Ce qu’en dit l’éditeur :
Quand la célèbre journaliste d’investigation Rhoda Gradwyn est admise dans la clinique privée du docteur Chandler-Powell pour faire disparaître une cicatrice qui la défigure depuis l’enfance, elle a en perspective une opération réalisée par un chirurgien reconnu, une paisible semaine de convalescence dans l’un des plus beaux manoirs du Dorset et le début d’une nouvelle vie. Pourtant, malgré le succès de l’intervention, elle ne quittera pas Cheverell Manor vivante. Le commandant Dalgliesh et son équipe, appelés pour enquêter sur ce qui se révèle être un meurtre suivi d’une deuxième mort suspecte, se trouvent confrontés à des problèmes qui les conduiront bien au-delà de la simple recherche des coupables.

Ce que j’en dis :

On ne lit pas un roman de PD James pour l’originalité de l’intrigue ni pour y trouver un pamphlet contre certains aspects de notre société. Non, ce qui plait chez elle, ce sont ses personnages et le temps qu’elle prend pour les installer.  Sans précipitation, elle nous fait découvrir tous les protagonistes de son dix septième roman : une journaliste solitaire, un chirurgien, un frère et une sœur, un couple de cuisiniers…

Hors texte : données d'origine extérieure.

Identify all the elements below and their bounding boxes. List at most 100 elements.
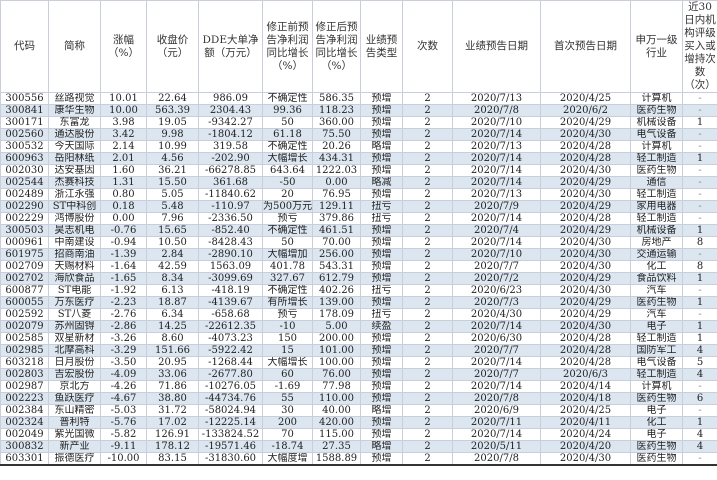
column-header-pre-revision-growth[interactable]: 修正前预告净利润同比增长（%） <box>262 0 313 93</box>
cell-first-forecast-date: 2020/4/28 <box>540 140 631 153</box>
cell-post-revision-growth: 612.79 <box>312 272 361 285</box>
column-header-forecast-type[interactable]: 业绩预告类型 <box>360 0 403 93</box>
cell-first-forecast-date: 2020/4/24 <box>540 428 631 441</box>
table-row[interactable]: 300171 东富龙 3.98 19.05 -9342.27 50 360.00 预增 2 202… <box>0 116 717 129</box>
table-row[interactable]: 300503 昊志机电 -0.76 15.65 -852.40 不确定性 461.51 预增 2… <box>0 224 717 237</box>
table-row[interactable]: 300841 康华生物 10.00 563.39 2304.43 99.36 118.23 预… <box>0 104 717 117</box>
cell-first-forecast-date: 2020/4/30 <box>540 188 631 201</box>
cell-close-price: 20.95 <box>146 356 199 369</box>
cell-close-price: 14.25 <box>146 320 199 333</box>
cell-change-pct: 0.80 <box>100 188 147 201</box>
table-row[interactable]: 603218 日月股份 -3.50 20.95 -1268.44 大幅增长 100.00 预增… <box>0 356 717 369</box>
cell-rating-count: 4 <box>682 440 717 453</box>
table-row[interactable]: 002324 普利特 -5.76 17.02 -12225.14 200 420.00 预增 2… <box>0 416 717 429</box>
table-row[interactable]: 002079 苏州固锝 -2.86 14.25 -22612.35 -10 5.00 续盈 2 2… <box>0 320 717 333</box>
cell-code: 002324 <box>0 416 49 429</box>
cell-forecast-type: 预增 <box>360 188 403 201</box>
table-row[interactable]: 600877 ST电能 -1.92 6.13 -418.19 不确定性 402.26 扭亏 2 2… <box>0 284 717 297</box>
table-row[interactable]: 601975 招商南油 -1.39 2.84 -2890.10 大幅增加 256.00 预增 2… <box>0 248 717 261</box>
cell-close-price: 83.15 <box>146 452 199 466</box>
table-row[interactable]: 002223 鱼跃医疗 -4.67 38.80 -44734.76 55 110.00 预增 2… <box>0 392 717 405</box>
cell-close-price: 4.56 <box>146 152 199 165</box>
table-row[interactable]: 600055 万东医疗 -2.23 18.87 -4139.67 有所增长 139.00 预增… <box>0 296 717 309</box>
cell-name: 新产业 <box>48 440 101 453</box>
table-row[interactable]: 002709 天赐材料 -1.64 42.59 1563.09 401.78 543.31 预… <box>0 260 717 273</box>
cell-close-price: 5.05 <box>146 188 199 201</box>
table-row[interactable]: 002489 浙江永强 0.80 5.05 -11840.62 20 76.95 预增 2 202… <box>0 188 717 201</box>
cell-industry: 计算机 <box>630 380 683 393</box>
cell-change-pct: 0.00 <box>100 212 147 225</box>
cell-forecast-type: 略减 <box>360 176 403 189</box>
column-header-post-revision-growth[interactable]: 修正后预告净利润同比增长（%） <box>312 0 361 93</box>
cell-pre-revision-growth: 不确定性 <box>262 140 313 153</box>
column-header-code[interactable]: 代码 <box>0 0 49 93</box>
table-row[interactable]: 002384 东山精密 -5.03 31.72 -58024.94 30 40.00 略增 2 2… <box>0 404 717 417</box>
cell-close-price: 7.96 <box>146 212 199 225</box>
table-row[interactable]: 002049 紫光国微 -5.82 126.91 -133824.52 70 115.00 预… <box>0 428 717 441</box>
cell-change-pct: -4.09 <box>100 368 147 381</box>
cell-name: 杰赛科技 <box>48 176 101 189</box>
cell-industry: 房地产 <box>630 236 683 249</box>
cell-forecast-type: 预增 <box>360 248 403 261</box>
table-row[interactable]: 002702 海欣食品 -1.65 8.34 -3099.69 327.67 612.79 预… <box>0 272 717 285</box>
cell-code: 002985 <box>0 344 49 357</box>
table-row[interactable]: 002592 ST八菱 -2.76 6.34 -658.68 预亏 178.09 扭亏 2 202… <box>0 308 717 321</box>
cell-industry: 医药生物 <box>630 164 683 177</box>
cell-post-revision-growth: 76.00 <box>312 368 361 381</box>
cell-rating-count: - <box>682 176 717 189</box>
table-row[interactable]: 002585 双星新材 -3.26 8.60 -4073.23 150 200.00 预增 2 2… <box>0 332 717 345</box>
table-row[interactable]: 002030 达安基因 1.60 36.21 -66278.85 643.64 1222.0… <box>0 164 717 177</box>
cell-change-pct: -1.65 <box>100 272 147 285</box>
cell-count: 2 <box>402 368 453 381</box>
column-header-change-pct[interactable]: 涨幅（%） <box>100 0 147 93</box>
cell-dde-net: -58024.94 <box>198 404 263 417</box>
table-row[interactable]: 000961 中南建设 -0.94 10.50 -8428.43 50 70.00 预增 2 20… <box>0 236 717 249</box>
cell-dde-net: -12225.14 <box>198 416 263 429</box>
cell-forecast-date: 2020/7/14 <box>452 152 541 165</box>
cell-change-pct: -5.76 <box>100 416 147 429</box>
column-header-industry[interactable]: 申万一级行业 <box>630 0 683 93</box>
column-header-forecast-date[interactable]: 业绩预告日期 <box>452 0 541 93</box>
column-header-rating-count[interactable]: 近30日内机构评级买入或增持次数（次） <box>682 0 717 93</box>
cell-dde-net: 2304.43 <box>198 104 263 117</box>
column-header-count[interactable]: 次数 <box>402 0 453 93</box>
table-row[interactable]: 002803 吉宏股份 -4.09 33.06 -2677.80 60 76.00 预增 2 20… <box>0 368 717 381</box>
column-header-name[interactable]: 简称 <box>48 0 101 93</box>
cell-code: 300841 <box>0 104 49 117</box>
cell-dde-net: -4139.67 <box>198 296 263 309</box>
cell-first-forecast-date: 2020/4/29 <box>540 224 631 237</box>
table-row[interactable]: 603301 振德医疗 -10.00 83.15 -31830.60 大幅度增 1588.8… <box>0 452 717 466</box>
cell-first-forecast-date: 2020/4/20 <box>540 440 631 453</box>
column-header-dde-net[interactable]: DDE大单净额（万元） <box>198 0 263 93</box>
cell-close-price: 22.64 <box>146 92 199 105</box>
cell-dde-net: -110.97 <box>198 200 263 213</box>
cell-change-pct: -10.00 <box>100 452 147 466</box>
cell-count: 2 <box>402 296 453 309</box>
table-row[interactable]: 300532 今天国际 2.14 10.99 319.58 不确定性 20.26 略增 2 202… <box>0 140 717 153</box>
cell-forecast-type: 扭亏 <box>360 308 403 321</box>
table-row[interactable]: 002544 杰赛科技 1.31 15.50 361.68 -50 0.00 略减 2 2020/… <box>0 176 717 189</box>
cell-forecast-type: 预增 <box>360 92 403 105</box>
cell-count: 2 <box>402 116 453 129</box>
cell-industry: 机械设备 <box>630 116 683 129</box>
cell-rating-count: 1 <box>682 416 717 429</box>
table-row[interactable]: 002987 京北方 -4.26 71.86 -10276.05 -1.69 77.98 预增… <box>0 380 717 393</box>
cell-change-pct: -0.94 <box>100 236 147 249</box>
cell-rating-count: - <box>682 104 717 117</box>
cell-name: 北摩高科 <box>48 344 101 357</box>
cell-close-price: 36.21 <box>146 164 199 177</box>
column-header-first-forecast-date[interactable]: 首次预告日期 <box>540 0 631 93</box>
table-row[interactable]: 002290 ST中科创 0.18 5.48 -110.97 为500万元 129.11 扭亏… <box>0 200 717 213</box>
table-row[interactable]: 002229 鸿博股份 0.00 7.96 -2336.50 预亏 379.86 扭亏 2 202… <box>0 212 717 225</box>
table-row[interactable]: 002560 通达股份 3.42 9.98 -1804.12 61.18 75.50 预增 2 2… <box>0 128 717 141</box>
cell-forecast-date: 2020/7/3 <box>452 296 541 309</box>
cell-first-forecast-date: 2020/6/2 <box>540 104 631 117</box>
cell-post-revision-growth: 420.00 <box>312 416 361 429</box>
table-row[interactable]: 002985 北摩高科 -3.29 151.66 -5922.42 15 101.00 预增 2… <box>0 344 717 357</box>
column-header-close-price[interactable]: 收盘价（元） <box>146 0 199 93</box>
cell-first-forecast-date: 2020/4/30 <box>540 260 631 273</box>
table-row[interactable]: 600963 岳阳林纸 2.01 4.56 -202.90 大幅增长 434.31 预增 2 20… <box>0 152 717 165</box>
table-row[interactable]: 300832 新产业 -9.11 178.12 -19571.46 -18.74 27.35… <box>0 440 717 453</box>
table-row[interactable]: 300556 丝路视觉 10.01 22.64 986.09 不确定性 586.35 预增 2 2… <box>0 92 717 105</box>
cell-pre-revision-growth: -50 <box>262 176 313 189</box>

On y retrouve bien sur Adam Dalgliesh, le personnage central de la majorité de ses histoires. De livre en livre, il perd un peu de sa tristesse et se tourne vers la vie.  Adam est aussi un poète, et notre romancière n’hésite pas à semer dans son histoires de nombreuses références littéraires. On sent qu’elle s’est fait plaisir dans ce livre qui, à mon avis,  sonne un peu comme une ultime enquête du commissaire.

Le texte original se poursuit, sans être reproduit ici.